Here is an excerpt from his address:


What It Means to Feel Loved by God

This may seem obvious, but my concern is that in preaching and in counseling we are always drifting away from the spiritually obvious to the naturally desirable—especially if the naturally desirable “works.” We are spring-loaded in our sin to feel loved only if God endorses our desire to be made much of. Almost every human being loves to be made much of. And when it happens, we feel that we are being loved. How could something so pleasing not be love?

Here is the devastating warning from Jonathan Edwards 250 years ago:

True saints have their minds, in the first place, inexpressibly pleased and delighted with the sweet ideas of the glorious and amiable nature of the things of God.

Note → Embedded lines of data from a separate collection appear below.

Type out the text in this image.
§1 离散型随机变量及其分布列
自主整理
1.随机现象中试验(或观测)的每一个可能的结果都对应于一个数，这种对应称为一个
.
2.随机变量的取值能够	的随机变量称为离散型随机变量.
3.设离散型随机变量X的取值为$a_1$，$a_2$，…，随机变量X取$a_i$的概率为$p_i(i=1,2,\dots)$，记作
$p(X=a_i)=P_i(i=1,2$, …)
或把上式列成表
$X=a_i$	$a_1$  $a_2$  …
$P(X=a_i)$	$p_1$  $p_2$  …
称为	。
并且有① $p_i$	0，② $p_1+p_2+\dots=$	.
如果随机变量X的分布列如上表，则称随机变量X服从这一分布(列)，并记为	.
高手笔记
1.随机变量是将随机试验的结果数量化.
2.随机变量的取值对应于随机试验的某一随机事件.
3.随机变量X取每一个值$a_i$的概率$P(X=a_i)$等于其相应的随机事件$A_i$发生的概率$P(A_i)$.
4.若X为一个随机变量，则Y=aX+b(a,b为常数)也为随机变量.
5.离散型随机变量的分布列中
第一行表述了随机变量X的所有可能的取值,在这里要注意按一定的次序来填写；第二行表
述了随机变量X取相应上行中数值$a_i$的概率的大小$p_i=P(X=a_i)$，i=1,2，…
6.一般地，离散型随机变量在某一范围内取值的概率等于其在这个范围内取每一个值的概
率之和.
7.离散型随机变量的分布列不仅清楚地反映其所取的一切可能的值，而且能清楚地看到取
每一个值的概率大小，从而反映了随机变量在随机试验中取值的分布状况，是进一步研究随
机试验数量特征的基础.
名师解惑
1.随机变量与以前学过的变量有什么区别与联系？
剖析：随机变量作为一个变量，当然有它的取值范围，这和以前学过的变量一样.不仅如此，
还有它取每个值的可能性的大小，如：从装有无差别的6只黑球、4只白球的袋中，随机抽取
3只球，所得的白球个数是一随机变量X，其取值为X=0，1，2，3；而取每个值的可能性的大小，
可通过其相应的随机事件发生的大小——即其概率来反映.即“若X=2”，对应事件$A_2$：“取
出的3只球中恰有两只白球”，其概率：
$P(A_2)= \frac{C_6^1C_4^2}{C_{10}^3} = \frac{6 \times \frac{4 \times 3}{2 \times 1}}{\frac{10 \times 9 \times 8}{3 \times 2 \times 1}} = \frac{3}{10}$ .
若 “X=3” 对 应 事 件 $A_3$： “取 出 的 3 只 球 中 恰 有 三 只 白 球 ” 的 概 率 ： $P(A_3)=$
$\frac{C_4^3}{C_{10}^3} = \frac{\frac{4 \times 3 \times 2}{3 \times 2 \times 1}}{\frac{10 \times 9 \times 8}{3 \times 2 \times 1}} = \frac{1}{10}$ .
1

And this is the spring of all their delights, and the cream of all their pleasures. . . . But the dependence of the affections of hypocrites is in a contrary order: they first rejoice . . . that they are made so much of by God; and then on that ground, he seems in a sort, lovely to them.

This is my concern. Do we make clear to people over and over again that yes, they should feel loved because Christ died for them; and yes, they should feel loved because they are undeserving and he loves them anyway; and yes, they should feel loved because their sins are forgiven and God’s wrath is removed through Christ; but to what end? Died for while undeserving. Forgiven. Wrath removed. But to what end?

And just at this point, I wonder if many of our people are left thinking that what it means to be loved by God simply that he affirms their desire to be made much of. “Christ died for me to make much of me. He rescued me while undeserving to make much of me. He forgave me to make much of me. He removed his wrath to make much of me.” Oh how gloriously good this feels! What a precious gospel! And it’s all merely natural. There’s nothing supernatural about it. It looks like recovery and healing! It works. But at root, it is not “to the praise of the glory of his grace.” It’s all to the praise of the glory of his affirmation of me.

So my second implication is that feeling loved by God means feeling glad that God not only crushed his Son for me, but that he is now crushing every vestige of desire in my life that competes with the pleasure of the praise of the glory of his grace.